The election itself and what has followed is only a fair illustration of what preceded it. There are two things essential to the existence of republican Government: 1, that there should be a free expression of the popular will at the ballot-box, and 2, that the votes cast there should be honestly counted and carried into effect. Both those things have given way not only the latter but, I assure you, the former also. In saying this I do not repeat newspaper reports and still less do I depend upon partisan statements, but upon trustworthy information I received from disinterested and truth-loving persons. One of the evils undermining our political fabric lies, therefore, still behind the returning-boards. The fact is, the reconstruction measures have landed us in a condition of things full of new problems, the extent of which we have not been able to measure.

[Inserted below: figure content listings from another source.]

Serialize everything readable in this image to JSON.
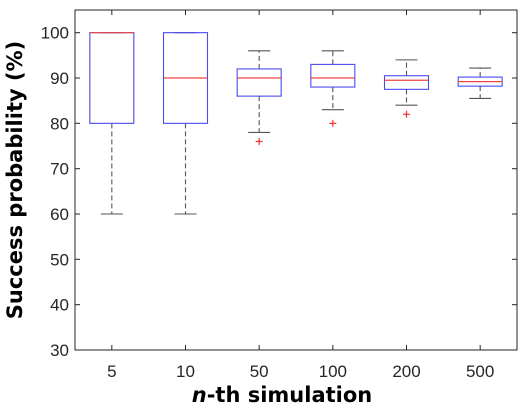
{
  "chart_data": {
    "type": "box",
    "xlabel_italic": "n",
    "xlabel_rest": "-th simulation",
    "ylabel": "Success probability (%)",
    "categories": [
      "5",
      "10",
      "50",
      "100",
      "200",
      "500"
    ],
    "ylim": [
      30,
      105
    ],
    "yticks": [
      30,
      40,
      50,
      60,
      70,
      80,
      90,
      100
    ],
    "grid": false,
    "boxes": [
      {
        "category": "5",
        "min": 60,
        "q1": 80,
        "median": 100,
        "q3": 100,
        "max": 100,
        "outliers": []
      },
      {
        "category": "10",
        "min": 60,
        "q1": 80,
        "median": 90,
        "q3": 100,
        "max": 100,
        "outliers": []
      },
      {
        "category": "50",
        "min": 78,
        "q1": 86,
        "median": 90,
        "q3": 92,
        "max": 96,
        "outliers": [
          76
        ]
      },
      {
        "category": "100",
        "min": 83,
        "q1": 88,
        "median": 90,
        "q3": 93,
        "max": 96,
        "outliers": [
          80
        ]
      },
      {
        "category": "200",
        "min": 84,
        "q1": 87.5,
        "median": 89.5,
        "q3": 90.5,
        "max": 94,
        "outliers": [
          82
        ]
      },
      {
        "category": "500",
        "min": 85.5,
        "q1": 88.2,
        "median": 89.2,
        "q3": 90.2,
        "max": 92.2,
        "outliers": []
      }
    ],
    "colors": {
      "box": "#4a4af0",
      "median": "#ee4444",
      "whisker": "#555555",
      "outlier": "#ee3333",
      "axis": "#262626"
    }
  }
}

What is now to be done? If the determination of the Presidential question is left to a party-struggle in Congress the President of the Senate will probably assume the power of counting the votes and declare Hayes elected, while the Democrats will elect Tilden in the House of Representatives. Then worse confusion still. You will have noticed that ex-Senator Henderson and myself have petitioned Congress to pass the Constitutional amendment referring the matter to the Supreme Court. I will admit that this would be a mere expedient, justifiable for the reason that soon our Constitutional system will have to be overhauled anyhow. But if this is not adopted, and I do not think it will be, it is of supreme importance that some method be discovered to withdraw the Presidential question from the theater of party strife in Congress and to refer it to some tribunal above partisan spirit and interest. I expect McCreary's resolution to be adopted and the joint Committee of the Senate and House for which it provides, may possibly agree upon some arbitrament which both parties will accept as binding. The Democrats will certainly have nothing to lose in doing so, and if they agree to it public opinion would scarcely leave the Republicans any choice. Mr. Lemoyne offered a resolution in the House which foreshadows something of that kind. In that way we should at least get an Administration whose existence would have a fair show of legitimacy.

What I fear most is not a civil war,—for I think neither party is prepared for that,—but a condition of things completely upsetting our political morals. The moral sense even of good honest people is apt to become confused and blunted when there is such a complication of right and wrong on each side, that the path of duty is not clear.